U.S. Attorney’s Office August 30, 2011
  • Northern District of Illinois (312) 353-5300

CHICAGO—The village president of Channahon, which straddles Will and Grundy Counties approximately 50 miles southwest of Chicago, was charged with failing to file federal income tax returns for four years during which he allegedly earned approximately $250,000 in gross income from two public jobs and a private consulting business. The defendant, Joseph Cook, 45, of Channahon, was charged in a six-count criminal information filed late yesterday, Patrick J. Fitzgerald, United States Attorney for the Northern District of Illinois, announced today together with Alvin Patton, Special Agent in Charge of the Internal Revenue Service Criminal Investigation Division in Chicago; and Robert D. Grant, Special Agent in Charge of the Chicago Office of the Federal Bureau of Investigation.

Cook allegedly earned income as the president of the Channahon village trustees, as an employee of the Will County engineering department, and as the sole owner of a private engineering consulting business, Phase One Solutions, Inc. He was charged with four counts of failing to file federal individual income tax returns for 2005-08 and two counts of failing to file federal corporate tax returns for Phase One for 2007-08. All six counts are misdemeanors.

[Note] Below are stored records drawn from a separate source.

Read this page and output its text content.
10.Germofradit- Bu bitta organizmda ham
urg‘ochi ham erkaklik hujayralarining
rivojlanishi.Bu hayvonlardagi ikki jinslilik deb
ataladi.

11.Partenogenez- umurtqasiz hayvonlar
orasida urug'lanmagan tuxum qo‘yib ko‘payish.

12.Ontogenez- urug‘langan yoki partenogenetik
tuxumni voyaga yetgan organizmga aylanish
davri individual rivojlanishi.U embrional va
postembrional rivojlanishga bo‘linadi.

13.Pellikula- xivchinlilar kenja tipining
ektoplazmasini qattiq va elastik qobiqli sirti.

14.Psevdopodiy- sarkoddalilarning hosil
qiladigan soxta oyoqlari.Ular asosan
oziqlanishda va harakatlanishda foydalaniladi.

Cook will be ordered to appear for arraignment at a later date in U.S. District Court.

According to the charges, Cook earned gross income from at least three sources—Channahon, Will County, and Phase One—totaling approximately $69,672 in 2005, $82,542 in 2006, $60,304 in 2007, and $39,066 in 2008, but did not file federal individual tax returns. He also allegedly failed to file federal corporate tax returns for Phase One, which Cook incorporated in December 2006.

The government is being represented by Assistant U.S. Attorney Brandon Fox.

Each count of failing to file a federal income tax return carries a maximum penalty of one year in prison and a $100,000 fine. In addition, defendants convicted of tax offenses face mandatory costs of prosecution and remain civilly liable to the government for any and all back taxes, as well as a civil fraud penalty of 75 percent of the underpayment plus interest. If convicted, the court must impose a reasonable sentence under the advisory United States Sentencing Guidelines.

The public is reminded that an information contains only charges and is not evidence of guilt. The defendant is presumed innocent and is entitled to a fair trial at which the government has the burden of proving guilt beyond a reasonable doubt.